Technically tighter and more accessible than its ‘Zwartjes meets Menkes’-esque predecessor is a moody and elusive psychological (mono?)drama Inside, which proves that Langan and Le Cain have come a long way since their earliest experiments in light and sound. A significant step forward in their artistic evolution, this dissonant, wordless and deeply melancholic lullaby is in equal measures evocative and alienating, its echoes entangled in dewy spider webs, glued to window glasses and absorbed by lush vegetation surrounding the home of an unnamed, isolated and perturbed heroine (portrayed with quirky, magnetic intensity by Langan herself).

It defies any attempt to be properly categorized, let alone be pigeonholed into a definition, so take the following comparison(s) with a grain of salt: think Tarkovsky or Sokurov by way of Garrel or Duras with hints of self-denying performance art and you might get the slight idea of what to expect from it. Revolving around the elaborate transformation of a young woman’s anxiety into depression (personified by Le Cain at his most sullen), Inside leads us to the nethermost regions of her psyche and erases the boundaries between her ever-growing delusions and increasingly dissolving reality. On the other hand, she could be a fairy from Tír na nÓg who somehow got trapped in (the cinematic simulacrum of) our world and is now spiralling into despair after realizing that she is unable to re-enter the mythological realm. Or maybe she symbolizes the artist’s feminine side, which is why this film feels gentler than his previous works…

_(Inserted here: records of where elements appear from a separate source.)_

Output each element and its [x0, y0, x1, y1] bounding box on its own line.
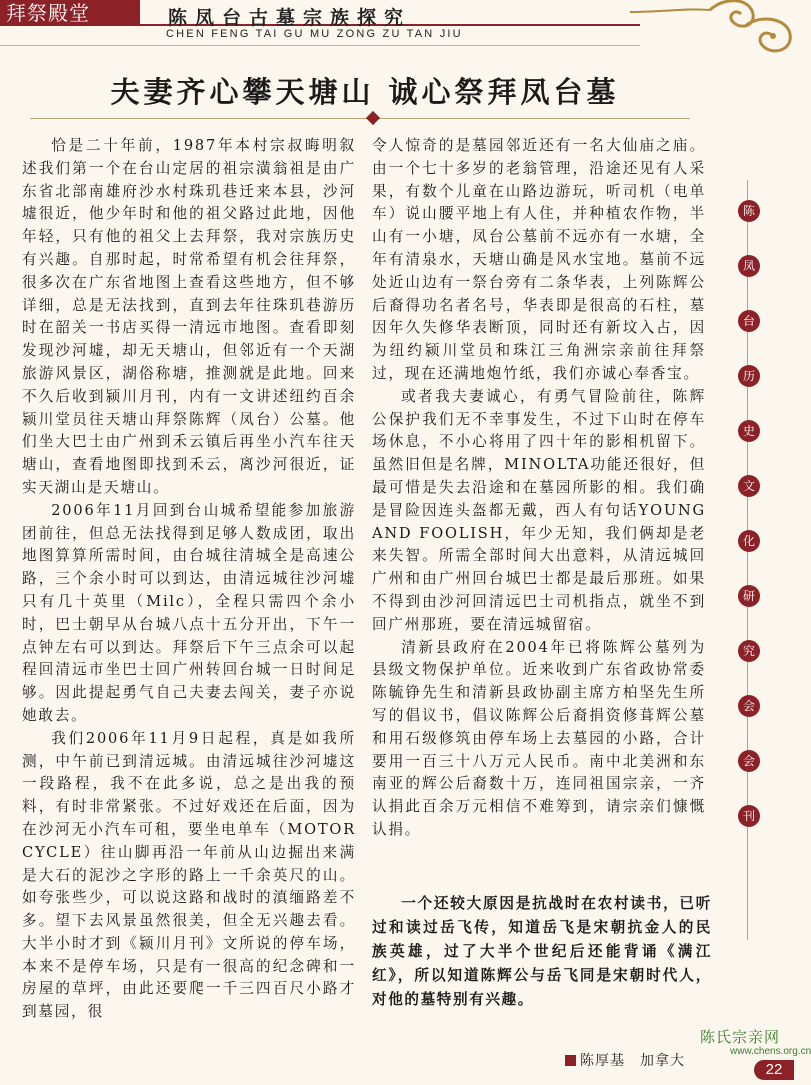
side-char: 会: [738, 750, 760, 772]
side-char: 刊: [738, 805, 760, 827]
cloud-ornament-icon: [625, 0, 800, 60]
closing-note: [372, 892, 712, 1012]
magazine-title: 陈凤台古墓宗族探究: [168, 7, 412, 29]
paragraph-continued: 令人惊奇的是墓园邻近还有一名大仙庙之庙。由一个七十多岁的老翁管理，沿途还见有人采果，有数个儿童在山路边游玩，听司机（电单车）说山腰平地上有人住，并种植农作物，半山有一小塘，凤台公墓前不远亦有一水塘，全年有清泉水，天塘山确是风水宝地。墓前不远处近山边有一祭台旁有二条华表，上列陈辉公后裔得功名者名号，华表即是很高的石柱，墓因年久失修华表断顶，同时还有新坟入占，因为纽约颍川堂员和珠江三角洲宗亲前往拜祭过，现在还满地炮竹纸，我们亦诚心奉香宝。: [372, 137, 706, 382]
paragraph: 2006年11月回到台山城希望能参加旅游团前往，但总无法找得到足够人数成团，取出地图算算所需时间，由台城往清城全是高速公路，三个余小时可以到达，由清远城往沙河墟只有几十英里（Milc），全程只需四个余小时，巴士朝早从台城八点十五分开出，下午一点钟左右可以到达。拜祭后下午三点余可以起程回清远市坐巴士回广州转回台城一日时间足够。因此提起勇气自己夫妻去闯关，妻子亦说她敢去。: [22, 501, 356, 724]
right-column: [372, 135, 706, 842]
side-label: [735, 200, 763, 860]
author-name: 陈厚基 加拿大: [580, 1053, 685, 1069]
title-rule: [30, 118, 690, 119]
side-char: 究: [738, 640, 760, 662]
site-watermark-url: www.chens.org.cn: [730, 1046, 811, 1057]
side-char: 史: [738, 420, 760, 442]
site-watermark: 陈氏宗亲网: [700, 1028, 781, 1046]
magazine-pinyin: CHEN FENG TAI GU MU ZONG ZU TAN JIU: [166, 28, 463, 40]
side-char: 化: [738, 530, 760, 552]
header-underline: [0, 45, 640, 46]
side-char: 历: [738, 365, 760, 387]
left-column: [22, 135, 356, 1024]
side-char: 文: [738, 475, 760, 497]
article-title: 夫妻齐心攀天塘山 诚心祭拜凤台墓: [110, 75, 620, 109]
author-byline: [565, 1050, 685, 1070]
side-char: 台: [738, 310, 760, 332]
closing-paragraph: 一个还较大原因是抗战时在农村读书，已听过和读过岳飞传，知道岳飞是宋朝抗金人的民族英雄，过了大半个世纪后还能背诵《满江红》，所以知道陈辉公与岳飞同是宋朝时代人，对他的墓特别有兴趣。: [372, 895, 712, 1008]
paragraph: 我们2006年11月9日起程，真是如我所测，中午前已到清远城。由清远城往沙河墟这一段路程，我不在此多说，总之是出我的预料，有时非常紧张。不过好戏还在后面，因为在沙河无小汽车可租，要坐电单车（MOTORCYCLE）往山脚再沿一年前从山边掘出来满是大石的泥沙之字形的路上一千余英尺的山。如夸张些少，可以说这路和战时的滇缅路差不多。望下去风景虽然很美，但全无兴趣去看。大半小时才到《颍川月刊》文所说的停车场，本来不是停车场，只是有一很高的纪念碑和一房屋的草坪，由此还要爬一千三四百尺小路才到墓园，很: [22, 729, 356, 1021]
paragraph: 清新县政府在2004年已将陈辉公墓列为县级文物保护单位。近来收到广东省政协常委陈毓铮先生和清新县政协副主席方柏坚先生所写的倡议书，倡议陈辉公后裔捐资修葺辉公墓和用石级修筑由停车场上去墓园的小路，合计要用一百三十八万元人民币。南中北美洲和东南亚的辉公后裔数十万，连同祖国宗亲，一齐认捐此百余万元相信不难筹到，请宗亲们慷慨认捐。: [372, 638, 706, 838]
paragraph: 恰是二十年前，1987年本村宗叔晦明叙述我们第一个在台山定居的祖宗潢翁祖是由广东省北部南雄府沙水村珠玑巷迁来本县，沙河墟很近，他少年时和他的祖父路过此地，因他年轻，只有他的祖父上去拜祭，我对宗族历史有兴趣。自那时起，时常希望有机会往拜祭，很多次在广东省地图上查看这些地方，但不够详细，总是无法找到，直到去年往珠玑巷游历时在韶关一书店买得一清远市地图。查看即刻发现沙河墟，却无天塘山，但邻近有一个天湖旅游风景区，湖俗称塘，推测就是此地。回来不久后收到颍川月刊，内有一文讲述纽约百余颍川堂员往天塘山拜祭陈辉（凤台）公墓。他们坐大巴士由广州到禾云镇后再坐小汽车往天塘山，查看地图即找到禾云，离沙河很近，证实天湖山是天塘山。: [22, 137, 356, 496]
side-char: 研: [738, 585, 760, 607]
page-number: 22: [754, 1060, 794, 1080]
section-tab: 拜祭殿堂: [0, 0, 140, 26]
byline-square-icon: [565, 1055, 576, 1066]
page-header: [0, 0, 800, 50]
side-char: 陈: [738, 200, 760, 222]
side-char: 凤: [738, 255, 760, 277]
side-char: 会: [738, 695, 760, 717]
paragraph: 或者我夫妻诚心，有勇气冒险前往，陈辉公保护我们无不幸事发生，不过下山时在停车场休息，不小心将用了四十年的影相机留下。虽然旧但是名牌，MINOLTA功能还很好，但最可惜是失去沿途和在墓园所影的相。我们确是冒险因连头盔都无戴，西人有句话YOUNG AND FOOLISH，年少无知，我们俩却是老来失智。所需全部时间大出意料，从清远城回广州和由广州回台城巴士都是最后那班。如果不得到由沙河回清远巴士司机指点，就坐不到回广州那班，要在清远城留宿。: [372, 387, 706, 633]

Whichever hypothesis we choose to stick with, we will easily find that the male character stands for some sort of burden and that with his unannounced coming into existence, the delicate fabric of the woman’s shattering universe gets progressively thinner. The slow process of her mind’s evaporation is exquisitely conveyed through the incongruity between the ambiguously minimalist aural narrative (composed by Vicky Langan and Declan Synnott) and oneiric visual disruptions, such as recurring déjà vus, blurry, through-the-glass shots and disquieting flicker effects (Le Cain’s favourite device). An important role in the very same process is played by the wisely chosen location of a beautiful cottage tucked away in the greenest of countrysides (by virtue of Michael Higgins’s colour-grading) – an idyllic scenery rendered mysterious and poisonous by Dean Kavanagh’s cinematography.

Also praiseworthy is the deliberately anti-cathartic ending – a poignant close-up of the completely broken woman in an extreme slow-motion long take that epitomizes dreamplosion.